Remember what it was like to go on a first date in your early 20s?
Splitting coconut rum fishbowls at Boston Pizza, holding hands at the movies during “Superbad,” or spooning while listening to The Fray in a stale basement apartment. It was basically a modern fairytale.
You’d talk about who you wanted to be when you “grew up” and the inspiring documentaries that you watched on this cool new thing called Netflix. Conversations were slow and simple, because after all, time was on your side.
But since returning to single life in my late 20s, I’ve realized the game has changed entirely.
Looking back at dating in my early 20s seems like a series of exhibition games. And now that I’m approaching 30, sh*t is getting real. This is the playoffs – players keep score and it’s a race against the clock to win.
First dates in my late 20s now feel like an intrusive round of interrogation ping-pong. Do you rent or own? Where do you work? Do you want kids? How much money do you make? Any student debt? Are you an only child? Are your parents divorced? And most of these questions are fired off before the mozzarella sticks even arrive at the table.
I get why having prerequisites are important. As grown adults there’s more at risk than just your heart. Anyone who’s been burned by the demise of a long-term relationship will confirm you not only lose a partner, you might also lose your couch, your cat, your home, your sense of self…and, God forbid, your Phil Collins record collection.
Which makes choosing your next companion more surgical, measured, practical – and yet, immediate. Those little hands on the biological clock can put you in a choke hold. And I’m not convinced that people make the best decisions while short of breath.

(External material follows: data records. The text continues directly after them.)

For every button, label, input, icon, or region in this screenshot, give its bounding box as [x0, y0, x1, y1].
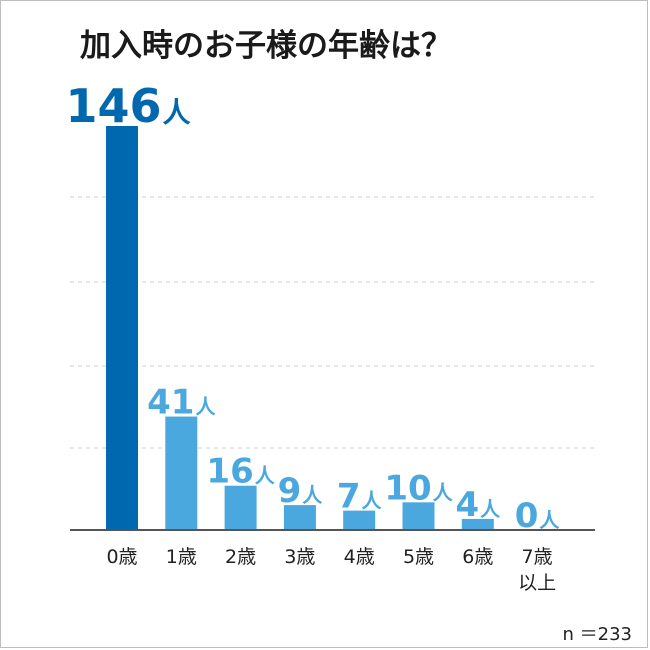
value-unit: 人 [480, 497, 501, 521]
value-number: 4 [455, 485, 479, 525]
category-label-1: 1歳 [166, 546, 197, 568]
value-number: 146 [65, 79, 161, 133]
category-label-7: 7歳以上 [518, 546, 556, 594]
value-label-7: 0人 [515, 496, 561, 536]
value-number: 7 [337, 477, 361, 517]
value-unit: 人 [539, 508, 560, 532]
value-unit: 人 [302, 483, 323, 507]
bar-3 [283, 505, 316, 530]
value-number: 10 [384, 468, 431, 508]
value-number: 16 [206, 452, 253, 492]
value-number: 9 [278, 471, 302, 511]
category-label-5: 5歳 [403, 546, 434, 568]
category-label-6: 6歳 [462, 546, 493, 568]
value-label-0: 146人 [65, 79, 190, 133]
category-label-4: 4歳 [344, 546, 375, 568]
value-unit: 人 [195, 395, 216, 419]
value-label-5: 10人 [384, 468, 453, 508]
value-label-3: 9人 [278, 471, 324, 511]
category-label-0: 0歳 [106, 546, 137, 568]
value-number: 0 [515, 496, 539, 536]
category-tick-labels: 0歳 1歳 2歳 3歳 4歳 5歳 6歳 7歳以上 [106, 546, 556, 594]
value-unit: 人 [163, 96, 191, 129]
value-label-4: 7人 [337, 477, 383, 517]
bar-4 [343, 510, 376, 530]
value-unit: 人 [255, 464, 276, 488]
value-label-6: 4人 [455, 485, 501, 525]
chart-title: 加入時のお子様の年齢は？ [80, 28, 452, 64]
bar-5 [402, 502, 435, 530]
category-label-2: 2歳 [225, 546, 256, 568]
value-unit: 人 [433, 480, 454, 504]
bar-1 [165, 416, 198, 530]
sample-size-label: n ＝233 [562, 624, 633, 645]
value-label-2: 16人 [206, 452, 275, 492]
category-label-3: 3歳 [284, 546, 315, 568]
value-label-1: 41人 [147, 383, 216, 423]
bars [106, 126, 494, 530]
value-number: 41 [147, 383, 194, 423]
bar-6 [461, 518, 494, 530]
value-unit: 人 [362, 489, 383, 513]
bar-2 [224, 485, 257, 530]
bar-0 [106, 126, 138, 530]
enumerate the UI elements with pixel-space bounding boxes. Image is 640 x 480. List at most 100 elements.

But like anything, dating gets easier with practice.
When my relationship began, Facebook was just getting off the ground. Seven years later I was catapulted into single life, alien to Tinder, Bumble, POF and all of the new virtual dating rules. Instagram was no longer a photo album of your dog, it was an opportunity to market your single fabulous life, in a warm Valencia filter.
Like a fish out of water, my confidence was shaky, and it took several ounces of liquid courage, forceful friends, right swipes, double dates and bad decisions to finally find my sea legs.
But the most important advice I can give to anyone getting back into the game is to play by your rules. That, and stay away from coconut rum fishbowls – they’ll get ya’.